Ecto_sqlite3 - an Ecto3 SQLite3 adapter

My upcoming library will hide that from you because it will do pooling on the Rust side – the pool size will be configurable either as a project-wide config or when opening the DB.

I’ve done extensive tests (although I am not sure they are very scientific just yet). Opening 50 separate sqlite3 databases each with 20 “connections” (as we know, they are not really connections but file descriptors) and the test program barely consumed a single digit MBs of RAM.

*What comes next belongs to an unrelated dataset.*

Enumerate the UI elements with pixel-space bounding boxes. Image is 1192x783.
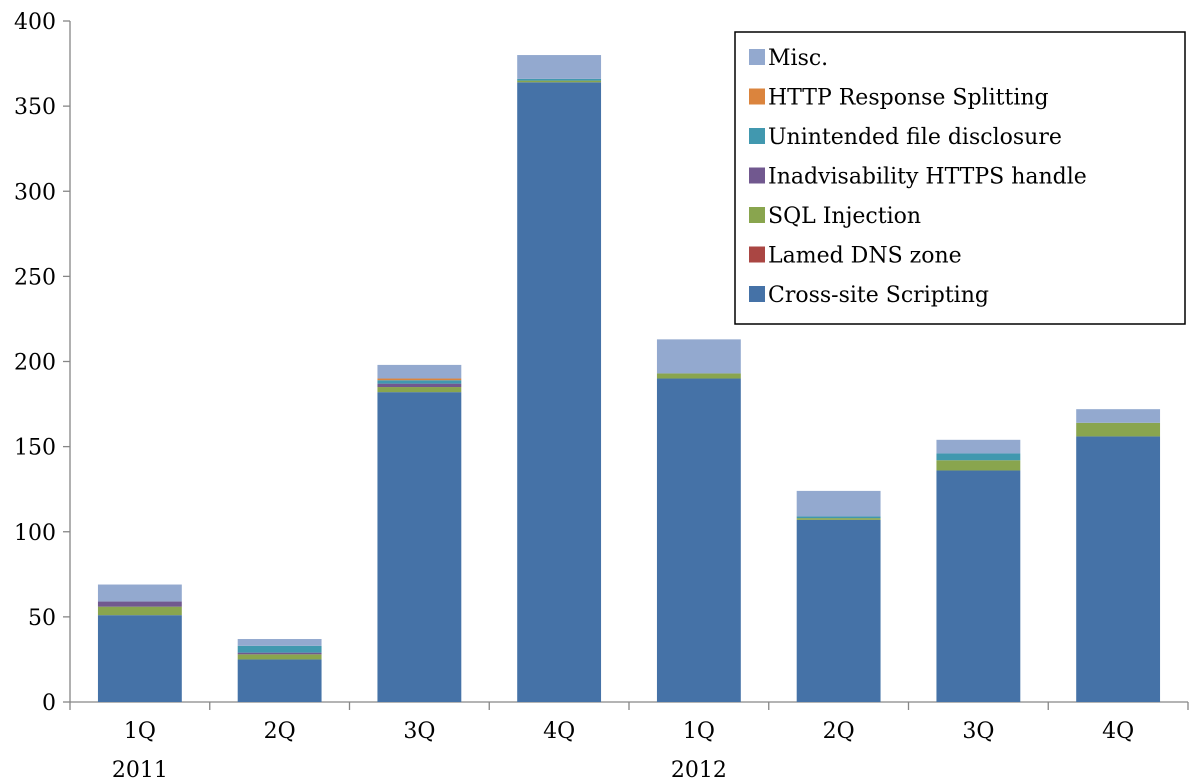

The main challenge for such scenarios would be environments with severely reduced file descriptor limit (part of all Linux installs and a good chunk of the container cloud hosting platforms) so one has to be very judicious in picking a pool size with sqlite3. I suggest you put a pool size equaling the average expected amount of parallel tasks that will read from your DB. But honestly, for most projects a size of 2-3 should be quite fine – sqlite3 is extremely fast so taking a “connection” from the pool even if all “connections” are busy should be a matter of just a few milliseconds.

(Sorry that I haven’t pinged you to help me with the library yet; I’ll be at a lot of doctors in the next 1-2 months so I am keeping quiet since I barely have any free time.)

It’s quite interesting and I’ve used it once – it works just fine (which is something I find myself automatically taking for granted in the Elixir libraries! :heart:).